A throng of about 200 lifeguards, firefighters, longtime surfers, politicians and residents had a chance for the first time to touch the surface of the artwork, inspecting the detail of the shirtless, muscular bronze figure attired in swim trunks.

Standing 6 feet 3 inches, the statue depicts a guard scanning the waters for people in distress. A rescue float in his left hand while he holds a pair of swim fins is in his right.

“He is looking out to make sure everyone is okay,” said statue artist Richard Arnold, a 1959 Point Loma High graduate who spent two years creating the figure.

Arnold recalled how he learned to admire and respect the lifeguards who looked out for him when he grew up on the sands of Ocean Beach.

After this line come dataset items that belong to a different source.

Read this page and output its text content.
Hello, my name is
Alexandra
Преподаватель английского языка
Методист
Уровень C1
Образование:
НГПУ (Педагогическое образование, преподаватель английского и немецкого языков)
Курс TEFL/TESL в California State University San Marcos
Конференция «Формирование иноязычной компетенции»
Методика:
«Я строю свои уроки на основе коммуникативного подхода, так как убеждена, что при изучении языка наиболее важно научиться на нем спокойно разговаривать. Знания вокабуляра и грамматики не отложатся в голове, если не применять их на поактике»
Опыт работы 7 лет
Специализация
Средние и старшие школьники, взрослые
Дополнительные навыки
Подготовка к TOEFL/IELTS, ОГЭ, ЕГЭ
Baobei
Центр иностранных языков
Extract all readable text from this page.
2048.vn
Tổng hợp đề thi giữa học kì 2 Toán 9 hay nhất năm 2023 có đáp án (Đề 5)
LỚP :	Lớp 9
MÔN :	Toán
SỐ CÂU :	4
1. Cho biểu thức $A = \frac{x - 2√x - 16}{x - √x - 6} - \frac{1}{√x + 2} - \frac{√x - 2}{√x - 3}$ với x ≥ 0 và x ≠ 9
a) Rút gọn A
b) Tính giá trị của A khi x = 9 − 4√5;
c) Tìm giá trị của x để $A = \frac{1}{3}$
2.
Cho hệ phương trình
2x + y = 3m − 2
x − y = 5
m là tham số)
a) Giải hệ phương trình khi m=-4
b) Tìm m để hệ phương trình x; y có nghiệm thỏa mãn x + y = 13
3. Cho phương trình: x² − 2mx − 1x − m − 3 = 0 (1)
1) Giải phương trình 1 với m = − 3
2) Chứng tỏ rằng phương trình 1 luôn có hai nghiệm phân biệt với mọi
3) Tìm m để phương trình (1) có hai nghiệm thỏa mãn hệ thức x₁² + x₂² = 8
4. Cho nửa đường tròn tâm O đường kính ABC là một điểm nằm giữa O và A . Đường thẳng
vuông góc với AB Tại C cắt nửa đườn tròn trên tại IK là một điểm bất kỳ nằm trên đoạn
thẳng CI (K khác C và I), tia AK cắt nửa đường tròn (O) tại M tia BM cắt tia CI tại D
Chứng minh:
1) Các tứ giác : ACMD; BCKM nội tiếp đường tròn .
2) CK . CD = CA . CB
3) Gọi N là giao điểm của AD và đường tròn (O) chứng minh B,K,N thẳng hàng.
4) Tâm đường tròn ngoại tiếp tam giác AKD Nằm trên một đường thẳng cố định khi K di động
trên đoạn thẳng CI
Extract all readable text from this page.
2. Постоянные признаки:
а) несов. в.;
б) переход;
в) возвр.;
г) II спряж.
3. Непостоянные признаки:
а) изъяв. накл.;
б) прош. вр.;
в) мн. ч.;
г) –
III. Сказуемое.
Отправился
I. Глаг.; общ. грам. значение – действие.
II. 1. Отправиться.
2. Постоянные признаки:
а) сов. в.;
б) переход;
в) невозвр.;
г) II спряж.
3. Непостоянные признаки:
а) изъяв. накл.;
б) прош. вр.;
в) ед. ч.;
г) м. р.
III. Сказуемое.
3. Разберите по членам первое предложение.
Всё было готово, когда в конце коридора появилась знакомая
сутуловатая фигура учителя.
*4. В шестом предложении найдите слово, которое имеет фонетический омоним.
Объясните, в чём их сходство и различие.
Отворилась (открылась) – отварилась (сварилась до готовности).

The figure’s cost was covered by $20,000 in city funds provided by the offices of city councilmembers Kevin Faulconer of District 2 and Lori Zapf of District 6, along with more than $30,000 in private donations. Both attended the unveiling ceremony, along with Mayor Bob Filner.

The statue stands next to the lifeguards’ main tower at the foot of Santa Monica Avenue, near the site of a 1918 tragedy where 13 men, including 11 soldiers and sailors, drowned in a strong riptide.

The event hastened the creation and acquisition of equipment to form the current San Diego Lifeguard Services. An adjacent memorial plaque tells the story of the 1918 tragedy.

Clearly, this is not another Cardiff Kook statue, the quirky surfer in North County despised by many.

“But if someone wants to put a hat or scarf on him ... you know, that’s Ocean Beach,” said community activist and former City Councilman Byron Wear, who spearheaded fundraising efforts.